- Directed by: Staffan Hildebrand
- Written by: Staffan Hildebrand
- Produced by: Hillar Loor
- Starring: Tomas Fryk Carina Lindström Jerry Williams Joey Tempest John Norum Mic Michaeli John Leven Ian Haugland
- Music by: Europe
- Distributed by: Föreningsfilmo AB
- Release date: 6 December 1985;
- Running time: 32 minutes
- Country: Sweden
- Language: Swedish

= On the Loose (1985 film) =

On the Loose is a 1985 Swedish film directed by Staffan Hildebrand and distributed by Föreningsfilmo AB. It stars Tomas Fryk (known from the movies Love Me and Children's Island) and Carina Lindström and features appearances by rock 'n' roll singer Jerry Williams and the hard rock band Europe who also contributed three unique recordings to the movie's soundtrack.

==Plot==
Peter works as a welder in his hometown Katrineholm, but dreams of getting a better job with more money. When Europe comes to Katrineholm to do a concert, Peter finds out that his girlfriend Nina had a relationship with the band's vocalist Joey Tempest many years ago. Peter thinks Nina wants to get back together with Joey, so he gets very jealous, gets drunk at the concert and goes berserk.
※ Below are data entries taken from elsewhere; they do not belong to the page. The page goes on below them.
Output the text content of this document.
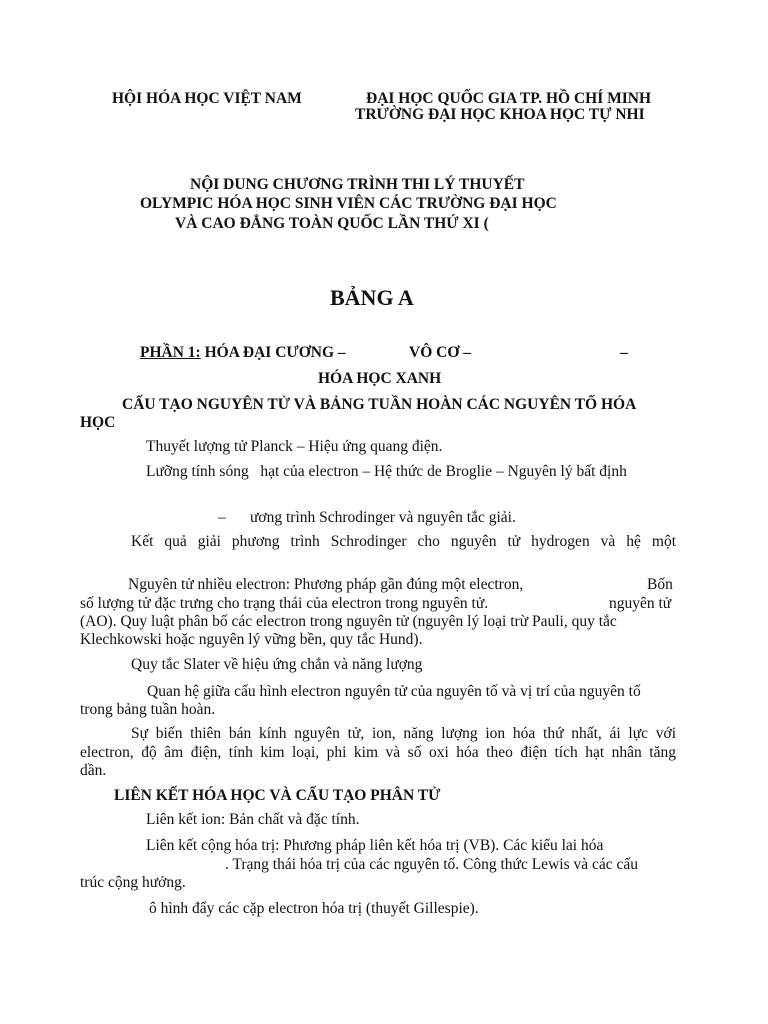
HỘI HÓA HỌC VIỆT NAM	ĐẠI HỌC QUỐC GIA TP. HỒ CHÍ MINH
TRƯỜNG ĐẠI HỌC KHOA HỌC TỰ NHI
NỘI DUNG CHƯƠNG TRÌNH THI LÝ THUYẾT
OLYMPIC HÓA HỌC SINH VIÊN CÁC TRƯỜNG ĐẠI HỌC
VÀ CAO ĐẲNG TOÀN QUỐC LẦN THỨ XI (
BẢNG A
PHẦN 1: HÓA ĐẠI CƯƠNG –	VÔ CƠ –	–
HÓA HỌC XANH
CẤU TẠO NGUYÊN TỬ VÀ BẢNG TUẦN HOÀN CÁC NGUYÊN TỐ HÓA
HỌC
Thuyết lượng tử Planck – Hiệu ứng quang điện.
Lưỡng tính sóng   hạt của electron – Hệ thức de Broglie – Nguyên lý bất định
– ương trình Schrodinger và nguyên tắc giải.
Kết quả giải phương trình Schrodinger cho nguyên tử hydrogen và hệ một
Nguyên tử nhiều electron: Phương pháp gần đúng một electron,	Bốn
số lượng tử đặc trưng cho trạng thái của electron trong nguyên tử.	nguyên tử
(AO). Quy luật phân bố các electron trong nguyên tử (nguyên lý loại trừ Pauli, quy tắc
Klechkowski hoặc nguyên lý vững bền, quy tắc Hund).
Quy tắc Slater về hiệu ứng chắn và năng lượng
Quan hệ giữa cấu hình electron nguyên tử của nguyên tố và vị trí của nguyên tố
trong bảng tuần hoàn.
Sự biến thiên bán kính nguyên tử, ion, năng lượng ion hóa thứ nhất, ái lực với
electron, độ âm điện, tính kim loại, phi kim và số oxi hóa theo điện tích hạt nhân tăng
dần.
LIÊN KẾT HÓA HỌC VÀ CẤU TẠO PHÂN TỬ
Liên kết ion: Bản chất và đặc tính.
Liên kết cộng hóa trị: Phương pháp liên kết hóa trị (VB). Các kiểu lai hóa
. Trạng thái hóa trị của các nguyên tố. Công thức Lewis và các cấu
trúc cộng hưởng.
ô hình đẩy các cặp electron hóa trị (thuyết Gillespie).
The safety officer Frasse makes Peter realize he should pull himself together and go sort things out with Nina.

==Cast==
- Tomas Fryk as Peter
- Carina Lindström as Nina
- Jerry Williams as Frasse
- Europe as themselves:
  - Joey Tempest
  - John Norum
  - John Levén
  - Mic Michaeli
  - Ian Haugland
- Thomas Erdtman as Europe's manager
- Joakim Ramstedt as security guard
- Frank Nietsch as security guard
- Johnny Aland as Peter's co-worker
- Henrik Nilsson as Peter's co-worker
- Jan-Erik Piotrowski as Peter's co-worker
- Stig Winblad as Peter's co-worker
- Stefan Perzanowski as Peter's co-worker

==Soundtrack==

The soundtrack was written by Joey Tempest and featured the songs "Rock the Night", "On the Loose" (early versions of songs re-recorded for the album The Final Countdown) and the unique Joey Tempest solo recording "Broken Dreams". It was released as an EP only sold at screenings of the movie that is now a sought after collector's item especially outside Sweden. A live performance of "Rock the Night" by Europe is shown in the film. The John Lennon song "Working Class Hero" is also featured in the film, as sung by Jerry Williams.